1. Retrograde injury signaling. We have focused on the issue of retrograde injury signaling, or how information about an injury is conveyed from the distantly located lesion site in the axon back to the cell body. We have discovered aspects of this mechanism that include the retrograde transport of organelles bearing the adaptor protein JIP3 on their surface and the role of the DLK/JNK signaling pathway in injury signaling and axon regeneration. We also recently explored the mechanisms initiating this retrograde transport and discovered that increased levels of tyrosinated -tubulin at the injury site facilitates retrograde injury signaling and is required to activate a pro-regenerative program. We have also revealed that axon injury elicits a back-propagating calcium wave invading the soma and causing changes in the epigenetic landscape. We are following these studies to uncover the detailed mechanisms controlling axon to soma communication following neuronal injury.
2. Epigenetic and translational regulation of axon regeneration. We are studying the mechanisms by which a pro-regenerative state is reprogrammed following axon injury. Recently, we demonstrated that axon injury elicits an epigenetic switch controlling regenerative competence in sensory neurons. Our studies revealed that axon injury elicits the nuclear export of the histone deacetylases HDAC5, leading to enhanced histone acetylation and activation of a pro-regenerative transcriptional program. Moreover, this study reveals critical differences in epigenetic responses of peripheral and central neurons, and may be transformative in our understanding and approaches to treatment of nerve injuries. Given that epigenetic regulations affects globally, yet specifically, an ensemble of genes, they represents ideal strategies to promote neural repair. We are pursuing our studies to uncover the epigenetic, transcriptional and translational pathways that are induced by axon injury and culminate in the activation of a pro-regenerative program.

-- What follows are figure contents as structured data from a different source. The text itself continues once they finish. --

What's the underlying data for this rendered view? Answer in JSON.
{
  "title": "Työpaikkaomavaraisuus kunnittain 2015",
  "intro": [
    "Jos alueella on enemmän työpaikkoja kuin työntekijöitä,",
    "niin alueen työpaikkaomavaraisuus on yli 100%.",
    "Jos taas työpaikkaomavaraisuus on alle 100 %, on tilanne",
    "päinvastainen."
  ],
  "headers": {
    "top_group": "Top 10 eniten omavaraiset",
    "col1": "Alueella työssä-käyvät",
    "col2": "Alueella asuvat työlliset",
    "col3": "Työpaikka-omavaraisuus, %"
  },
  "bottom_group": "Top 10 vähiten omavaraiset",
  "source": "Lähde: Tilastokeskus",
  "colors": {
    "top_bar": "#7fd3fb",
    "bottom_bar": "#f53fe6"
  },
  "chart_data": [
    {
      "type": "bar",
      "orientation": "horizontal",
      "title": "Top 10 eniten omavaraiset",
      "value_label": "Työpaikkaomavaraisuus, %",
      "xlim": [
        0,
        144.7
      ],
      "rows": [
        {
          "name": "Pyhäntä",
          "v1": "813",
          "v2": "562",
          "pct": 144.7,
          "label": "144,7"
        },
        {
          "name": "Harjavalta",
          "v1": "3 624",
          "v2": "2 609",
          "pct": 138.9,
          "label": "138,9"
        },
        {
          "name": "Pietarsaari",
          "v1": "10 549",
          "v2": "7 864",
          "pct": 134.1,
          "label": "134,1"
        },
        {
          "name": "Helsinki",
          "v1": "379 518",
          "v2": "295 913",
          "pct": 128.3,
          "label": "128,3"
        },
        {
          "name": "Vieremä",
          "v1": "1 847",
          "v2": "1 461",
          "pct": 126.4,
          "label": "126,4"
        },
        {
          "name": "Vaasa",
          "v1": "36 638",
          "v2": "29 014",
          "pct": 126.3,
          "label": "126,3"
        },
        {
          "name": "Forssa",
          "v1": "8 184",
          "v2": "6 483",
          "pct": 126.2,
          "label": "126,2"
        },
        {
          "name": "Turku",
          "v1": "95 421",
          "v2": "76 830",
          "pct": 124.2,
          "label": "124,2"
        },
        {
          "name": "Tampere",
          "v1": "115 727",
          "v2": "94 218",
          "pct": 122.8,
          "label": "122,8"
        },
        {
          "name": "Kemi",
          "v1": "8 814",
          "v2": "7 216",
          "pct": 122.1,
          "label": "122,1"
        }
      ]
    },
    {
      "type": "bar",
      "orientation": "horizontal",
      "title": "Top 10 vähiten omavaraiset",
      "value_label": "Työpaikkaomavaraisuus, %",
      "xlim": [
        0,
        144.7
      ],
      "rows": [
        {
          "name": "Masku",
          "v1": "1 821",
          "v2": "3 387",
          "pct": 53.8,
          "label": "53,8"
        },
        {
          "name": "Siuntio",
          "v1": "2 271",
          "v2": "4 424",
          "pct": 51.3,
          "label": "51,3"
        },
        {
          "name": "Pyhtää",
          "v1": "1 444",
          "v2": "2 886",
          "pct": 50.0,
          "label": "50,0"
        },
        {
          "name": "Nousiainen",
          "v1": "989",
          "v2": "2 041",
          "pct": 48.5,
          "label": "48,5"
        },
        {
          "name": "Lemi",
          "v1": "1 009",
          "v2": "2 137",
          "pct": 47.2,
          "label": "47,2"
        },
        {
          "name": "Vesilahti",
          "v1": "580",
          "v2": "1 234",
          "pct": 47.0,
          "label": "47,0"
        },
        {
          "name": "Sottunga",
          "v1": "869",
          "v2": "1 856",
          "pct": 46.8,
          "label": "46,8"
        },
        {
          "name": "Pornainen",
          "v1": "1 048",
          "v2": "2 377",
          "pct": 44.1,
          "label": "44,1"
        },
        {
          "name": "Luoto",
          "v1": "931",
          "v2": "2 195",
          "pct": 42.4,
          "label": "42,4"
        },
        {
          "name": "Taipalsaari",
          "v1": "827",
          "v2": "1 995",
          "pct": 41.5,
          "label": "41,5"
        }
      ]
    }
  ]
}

3. Microtubule modifications and molecular motors in axon growth and regeneration. Our research also focuses on the microtubule tracks on which injury signals are transported along axons and the role of microtubule post-translational modifications in injured axons. These studies led us to discover that injury to peripheral, but not central neurons induces microtubule post-translational modifications. These modifications are critical for growth cone dynamics and axon regeneration. These findings point to the important roles of microtubule post-translational modifications in the ability of injured axons to regenerate. We have are also studying the role of molecular motors in injury signaling and anterograde transport, particularly the mechanisms that regulate and coordinate molecular motor activity and directionality. We have shown that the motor adaptor JIP3, which is essential for retrograde injury signaling, also functions as a positive regulator of kinesin-1 motility, controlling axon growth in developing neurons as well as axon regeneration.